I guess this book might not be for you if you prefer one long "story" rather than a collection of different experiences, but for me (perhaps because I have a background in psychology!) reading about Joe's feelings towards climbing and whether or not it is worth the risks was a really rewarding experience and I think that for anyone who is troubled with asking what life is for or why we are here I feel like the answer is hidden inside books like this, and inside people who follow their dreams to the very end.
on 16 June 2005
I've read nearly all of joe simpson's books and i have to say, this is one of his best.
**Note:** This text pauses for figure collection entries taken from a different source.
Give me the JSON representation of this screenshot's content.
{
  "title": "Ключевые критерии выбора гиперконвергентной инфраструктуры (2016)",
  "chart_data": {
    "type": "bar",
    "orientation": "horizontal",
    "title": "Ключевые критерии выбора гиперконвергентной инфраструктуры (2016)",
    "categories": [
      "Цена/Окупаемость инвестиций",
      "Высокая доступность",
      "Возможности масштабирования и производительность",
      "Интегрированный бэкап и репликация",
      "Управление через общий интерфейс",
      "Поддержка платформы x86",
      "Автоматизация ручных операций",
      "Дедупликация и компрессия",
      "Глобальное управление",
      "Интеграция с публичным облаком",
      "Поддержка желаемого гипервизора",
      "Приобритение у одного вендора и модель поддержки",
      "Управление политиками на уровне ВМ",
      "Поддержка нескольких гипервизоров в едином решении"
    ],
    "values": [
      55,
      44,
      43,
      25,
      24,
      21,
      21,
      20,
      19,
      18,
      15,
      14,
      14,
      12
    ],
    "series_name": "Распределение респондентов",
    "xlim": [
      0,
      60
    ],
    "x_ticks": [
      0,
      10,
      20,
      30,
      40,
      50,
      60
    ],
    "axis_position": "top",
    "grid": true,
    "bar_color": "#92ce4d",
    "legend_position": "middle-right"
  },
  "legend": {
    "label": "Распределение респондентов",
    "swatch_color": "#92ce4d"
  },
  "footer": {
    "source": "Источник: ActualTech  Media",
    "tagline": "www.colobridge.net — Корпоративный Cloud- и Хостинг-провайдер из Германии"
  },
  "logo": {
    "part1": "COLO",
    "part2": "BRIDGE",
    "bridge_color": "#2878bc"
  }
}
His use of comedy, grappling with his frustrations and uncertainties towards the hobby he has devoted his life to are beautifully written and gripping. Having grown up with climbing and being surrounded by climbers most of my life, even though, i myself, do not climb, the only problem i found with the book was his descriptions of equipment and gradings in the first part of the book. I feel that this is just because i have knowledge of the subject however and it would not deter any non-climber from the book. I would recomend it to anybody, especially those who have grown up within a climbing society. It puts what these people i have known all my life do, into perspective, and why they eventually fall out of love with the sport.
on 4 January 2004
This book certainly isn's awful but it lacks any real direction and the grand finale climb on the North Face of the Eiger which the whole book has been building up to is an anti climax to say the least. The writing style is occasionally thrilling with some good, interesting sections but seems to wander about aimlessly. And in one or two places he resorts to awful, over dramatic cliches - I guess with a title like "The Beckoning Silence" one should expect as much.
Towards the end of the book he refers to a contractual obligation he had to write about the Eiger and the hold the mountain had on him. This is sadly apparent in the writing. I don't feel this is a book the author really wanted to write - but rather a pot boiler. It's not awful, but you would have a right to expect more from and author as justifiably respected as Joe Simpson.